According to Amnesty, nearly 400 civilians have died from Boko Haram attacks in five months since the start of April 2017, with casualties more than twice the previous five months’. Amnesty linked the sharp rise in civilian deaths to the armed group’s increased use of young suicide bombers, many of them girls.

“Boko Haram is once again committing war crimes on a huge scale, exemplified by the depravity of forcing young girls to carry explosives with the sole intention of killing as many people as they possibly can,” Alioune Tine, Amnesty International’s director for West and Central Africa, said in the statement.

“This wave of shocking Boko Haram violence, propelled by a sharp rise in suicide bombings, highlights the urgent need for protection and assistance for millions of civilians in the Lake Chad region. Governments in Nigeria, Cameroon and beyond must take swift action to protect them from this campaign of terror.”

The number of children used by the Boko Haram as “human bombs” has quadrupled this year, according to a recent report by UNICEF. The UN’s children agency said since the beginning of 2017, 83 children, most of them girls, have been used by the group to carry out bomb attacks in northeastern Nigeria—four times higher than in all of 2016.

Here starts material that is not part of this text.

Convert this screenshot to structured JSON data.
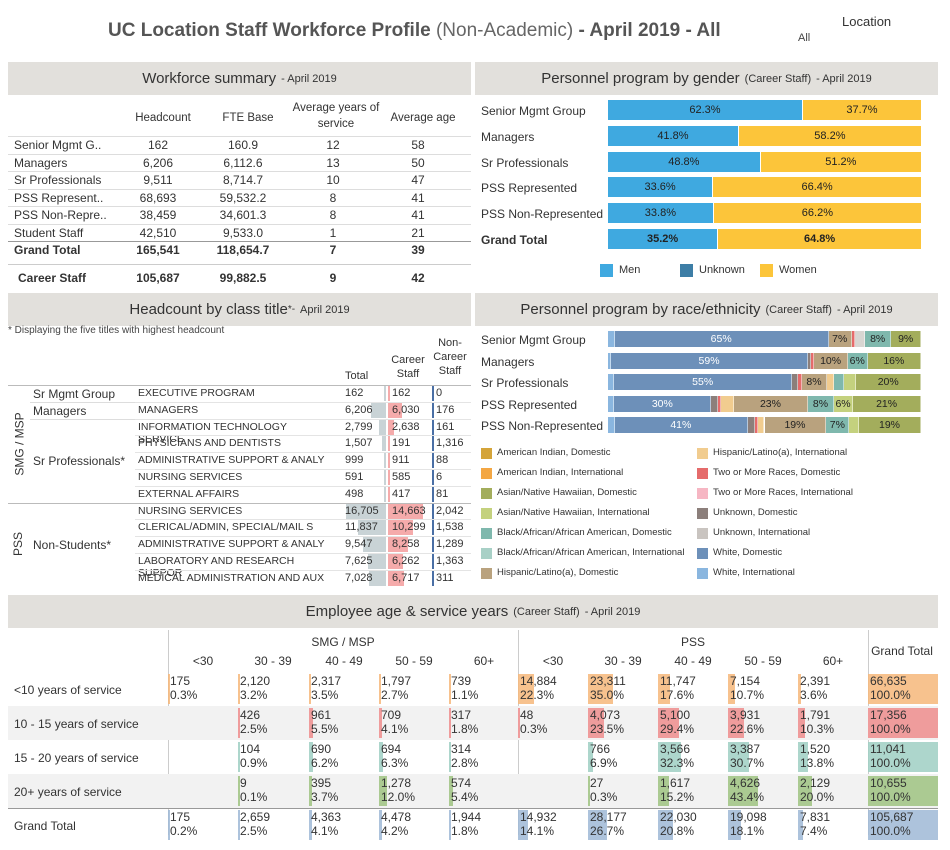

Last December, Nigeria’s President Muhammadu Buhari, who vowed to defeat Boko Haram as part of his presidential campaign, announced that the last stronghold of Boko Haram in Sambisa Forest had been captured by the Nigerian military. Buhari said the army defeated Boko Haram following a months-long campaign focusing on the 500-square-mile forest.

But that seeming defeat appears to have come at a cost. “The displacement of Boko Haram fighters from the Sambisa Forest in Nigeria to the Mandara Mountains in Cameroon, following operations conducted by the Nigerian military, may explain some of the increase in attacks in Cameroon,” said Amnesty International.

“In Cameroon, Boko Haram have killed at least 158 civilians since April—four times more than in the preceding five months. The recent spike in casualties has been driven by increased suicide attacks, with 30—more than one per week—carried out since the beginning of April.”

Meanwhile, the bulk of casualties remain in Nigeria’s northeast, where Boko Haram attacks, according to Amnesty, have killed at least 223 civilians since April. The real figure, according to the human rights agency, may likely be higher with some deaths unreported.